Appearances Over Time

Podcast Appearances

But what it's doing is it's taking a vector of values that goes in and it's transforming it into another vector of values.

So you can think about a neural network as precisely as a way of computing with spaces.

It takes a point in one space and then it transforms it to a point in another space.

And so as you add more layers into that neural network, then the kind of computation that it's able to do

gets more complicated, now you're able to do multi-step computations, where you're transforming point from this space into the point in this space, and a point in that space, and a point in another space, and so on.

And so you're able to solve potentially more complex kinds of problems.

And so that approach had hit a stumbling block, because after Rosenblatt had shown, OK, we can have a learning algorithm,

his learning algorithm was sort of only provably worked for neural networks with one layer of adjustable weights.

And so Marvin Minsky, working with Seymour Papert, wrote a book that said, in fact, those neural networks with one layer of adjustable weights are fundamentally limited.

They are, because they're limited to

being able to compute things that are linear functions that are local functions of their input, then they're not going to be able to solve interesting kinds of problems.
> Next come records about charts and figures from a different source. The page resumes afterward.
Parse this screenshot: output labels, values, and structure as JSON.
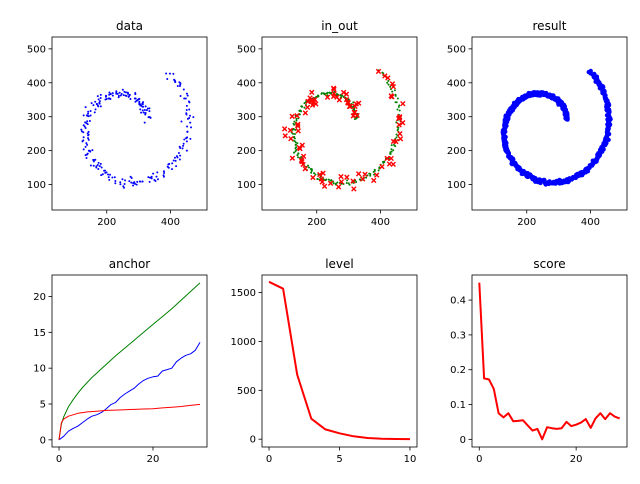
{
  "chart_data": [
    {
      "type": "scatter",
      "title": "data",
      "xlim": [
        28,
        515
      ],
      "ylim": [
        25,
        535
      ],
      "xticks": [
        200,
        400
      ],
      "yticks": [
        100,
        200,
        300,
        400,
        500
      ],
      "grid": false,
      "series": [
        {
          "color": "#0000ff",
          "marker": "dot",
          "spiral": {
            "cx": 260,
            "cy": 270,
            "r0": 70,
            "r1": 215,
            "t0": 0,
            "t1": 6.8,
            "n": 260
          },
          "noise": 14,
          "seed": 1
        }
      ]
    },
    {
      "type": "scatter",
      "title": "in_out",
      "xlim": [
        28,
        515
      ],
      "ylim": [
        25,
        535
      ],
      "xticks": [
        200,
        400
      ],
      "yticks": [
        100,
        200,
        300,
        400,
        500
      ],
      "grid": false,
      "series": [
        {
          "color": "#008000",
          "marker": "dot",
          "spiral": {
            "cx": 260,
            "cy": 270,
            "r0": 70,
            "r1": 215,
            "t0": 0,
            "t1": 6.8,
            "n": 260
          },
          "noise": 6,
          "seed": 2
        },
        {
          "color": "#ff0000",
          "marker": "x",
          "spiral": {
            "cx": 260,
            "cy": 270,
            "r0": 70,
            "r1": 215,
            "t0": 0,
            "t1": 6.8,
            "n": 90
          },
          "noise": 22,
          "seed": 3
        }
      ]
    },
    {
      "type": "scatter",
      "title": "result",
      "xlim": [
        28,
        515
      ],
      "ylim": [
        25,
        535
      ],
      "xticks": [
        200,
        400
      ],
      "yticks": [
        100,
        200,
        300,
        400,
        500
      ],
      "grid": false,
      "series": [
        {
          "color": "#0000ff",
          "marker": "dot-big",
          "spiral": {
            "cx": 260,
            "cy": 270,
            "r0": 70,
            "r1": 215,
            "t0": 0,
            "t1": 6.8,
            "n": 700
          },
          "noise": 5,
          "seed": 4
        }
      ]
    },
    {
      "type": "line",
      "title": "anchor",
      "xlim": [
        -1.5,
        31.5
      ],
      "ylim": [
        -1,
        23
      ],
      "xticks": [
        0,
        20
      ],
      "yticks": [
        0,
        5,
        10,
        15,
        20
      ],
      "grid": false,
      "series": [
        {
          "color": "#008000",
          "x": [
            0,
            0.5,
            1,
            2,
            3,
            4,
            5,
            6,
            7,
            8,
            9,
            10,
            12,
            14,
            16,
            18,
            20,
            22,
            24,
            26,
            28,
            30
          ],
          "values": [
            0,
            2.2,
            3.2,
            4.6,
            5.6,
            6.5,
            7.3,
            8.0,
            8.7,
            9.3,
            9.9,
            10.5,
            11.7,
            12.8,
            13.9,
            15.0,
            16.1,
            17.2,
            18.3,
            19.5,
            20.7,
            21.9
          ]
        },
        {
          "color": "#0000ff",
          "x": [
            0,
            1,
            2,
            3,
            4,
            5,
            6,
            7,
            8,
            9,
            10,
            11,
            12,
            13,
            14,
            15,
            16,
            17,
            18,
            19,
            20,
            21,
            22,
            23,
            24,
            25,
            26,
            27,
            28,
            29,
            30
          ],
          "values": [
            0,
            0.5,
            1.2,
            1.6,
            1.9,
            2.4,
            2.9,
            3.3,
            3.5,
            3.8,
            4.3,
            4.9,
            5.2,
            5.9,
            6.4,
            6.8,
            7.2,
            7.8,
            8.3,
            8.6,
            8.8,
            8.9,
            9.6,
            9.8,
            10.0,
            10.9,
            11.4,
            11.8,
            12.0,
            12.5,
            13.6
          ]
        },
        {
          "color": "#ff0000",
          "x": [
            0,
            0.5,
            1,
            2,
            3,
            4,
            5,
            6,
            8,
            10,
            12,
            14,
            16,
            18,
            20,
            22,
            24,
            26,
            28,
            30
          ],
          "values": [
            0,
            2.4,
            2.9,
            3.3,
            3.5,
            3.7,
            3.8,
            3.9,
            4.0,
            4.1,
            4.15,
            4.2,
            4.25,
            4.3,
            4.35,
            4.45,
            4.55,
            4.65,
            4.8,
            4.95
          ]
        }
      ]
    },
    {
      "type": "line",
      "title": "level",
      "xlim": [
        -0.5,
        10.5
      ],
      "ylim": [
        -80,
        1680
      ],
      "xticks": [
        0,
        5,
        10
      ],
      "yticks": [
        0,
        500,
        1000,
        1500
      ],
      "grid": false,
      "series": [
        {
          "color": "#ff0000",
          "x": [
            0,
            1,
            2,
            3,
            4,
            5,
            6,
            7,
            8,
            9,
            10
          ],
          "values": [
            1610,
            1540,
            660,
            210,
            100,
            60,
            30,
            12,
            5,
            2,
            1
          ]
        }
      ]
    },
    {
      "type": "line",
      "title": "score",
      "xlim": [
        -1.5,
        30.5
      ],
      "ylim": [
        -0.022,
        0.472
      ],
      "xticks": [
        0,
        20
      ],
      "yticks": [
        0.0,
        0.1,
        0.2,
        0.3,
        0.4
      ],
      "grid": false,
      "series": [
        {
          "color": "#ff0000",
          "x": [
            0,
            1,
            2,
            3,
            4,
            5,
            6,
            7,
            8,
            9,
            10,
            11,
            12,
            13,
            14,
            15,
            16,
            17,
            18,
            19,
            20,
            21,
            22,
            23,
            24,
            25,
            26,
            27,
            28,
            29
          ],
          "values": [
            0.45,
            0.175,
            0.172,
            0.145,
            0.075,
            0.063,
            0.075,
            0.052,
            0.053,
            0.055,
            0.04,
            0.025,
            0.03,
            0.0,
            0.035,
            0.032,
            0.03,
            0.032,
            0.05,
            0.038,
            0.042,
            0.048,
            0.058,
            0.033,
            0.06,
            0.075,
            0.058,
            0.075,
            0.065,
            0.06
          ]
        }
      ]
    }
  ]
}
And they sort of characterized a bunch of interesting problems that the models couldn't solve.

And so people got a little bit less interested in neural networks.

And so, you know, the computer scientists who sort of got excited about this drifted away.

And another bunch of psychologists, David Rumelhart, working with Jeff Hinton, who is a postdoc in that group, Jay McClellan, they started exploring

these models and then came up with learning algorithms for multilayer neural networks that could then solve these more complex problems.

And then as a consequence, if you fast forward another 40 years, we get to our modern AI systems.

And so the big thing that changed over those 40 years was just being able to use these models on much larger scales.

So deeper neural networks trained on more data with many more internal connections and so on.

In many ways, you can kind of think about that as, you know, Minsky there in the basement of the psychology department saying this is never going to work because you'd have to run it at ridiculous scales.